Abstract

The research presented in this paper has been inspired by the legal provision contained in Article 156 (Request to remove the risk of damage) of the Obligations Act of the Republic of Serbia. This provision envisages the limitation of the amount of damages that are awarded in situations where the nuisance (harmful emission) arises from the performance of an activity of general public interest, which has been duly authorized by the competent state authority that issued an administrative permit. That provision deprives the injured party harmed by the emission (the neighbour) of the preventive protection mechanism; second, it deprives him of the possibility of seeking natural restitution (injuctive relief), and compells him to sustain the emission in exchange for some compensation. For this reason, the author argues for the abrogation of that provision.
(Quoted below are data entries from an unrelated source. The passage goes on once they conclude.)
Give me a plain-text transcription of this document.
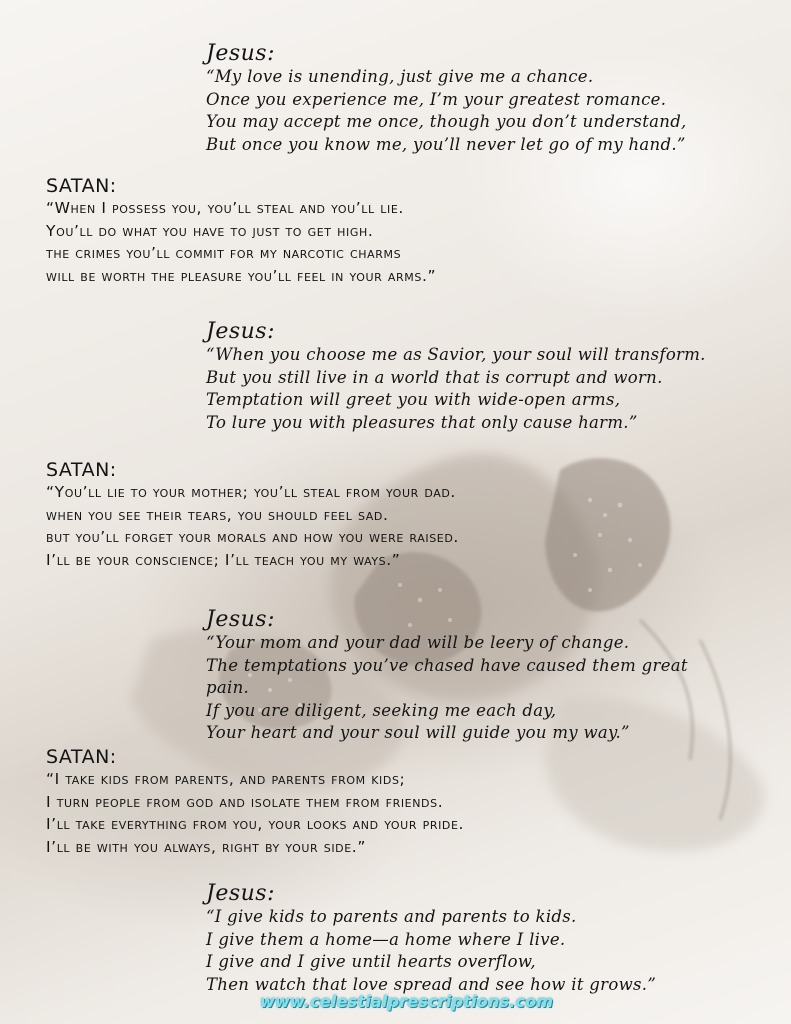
Jesus:
“My love is unending, just give me a chance.
Once you experience me, I’m your greatest romance.
You may accept me once, though you don’t understand,
But once you know me, you’ll never let go of my hand.”
SATAN:
“When I possess you, you’ll steal and you’ll lie.
You’ll do what you have to just to get high.
the crimes you’ll commit for my narcotic charms
will be worth the pleasure you’ll feel in your arms.”
Jesus:
“When you choose me as Savior, your soul will transform.
But you still live in a world that is corrupt and worn.
Temptation will greet you with wide-open arms,
To lure you with pleasures that only cause harm.”
SATAN:
“You’ll lie to your mother; you’ll steal from your dad.
when you see their tears, you should feel sad.
but you’ll forget your morals and how you were raised.
I’ll be your conscience; I’ll teach you my ways.”
Jesus:
“Your mom and your dad will be leery of change.
The temptations you’ve chased have caused them great
pain.
If you are diligent, seeking me each day,
Your heart and your soul will guide you my way.”
SATAN:
“I take kids from parents, and parents from kids;
I turn people from god and isolate them from friends.
I’ll take everything from you, your looks and your pride.
I’ll be with you always, right by your side.”
Jesus:
“I give kids to parents and parents to kids.
I give them a home—a home where I live.
I give and I give until hearts overflow,
Then watch that love spread and see how it grows.”
www.celestialprescriptions.com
However, if the provision is to be repealed and if the civil judge adjudicating cases in his area of tort liability is given full freedom to impose the property sanction he/she deems most appropriate and effective, such a solution implies a danger or inhibiting socially useful and necessary activities, which may consequently lead to suppressing any entrepreneurial initiative. Thus, the author proposes the introduction of a specific model of insurance against civil liability, which would specifically focus on the problem of property damage stemming from harmful emissions, as a way to prevent the detrimental effects on the economic activity of the emmitter (which is generally beneficial for the community).. This would allow for a fair balance to be struck in the exercise of civil subjective rights. The balance would be seriously compromised if the the Serbian legislator keeps the existing statutory provision or if it abolishes it but fails to institute the proposed type of insurance against civil liability for damage.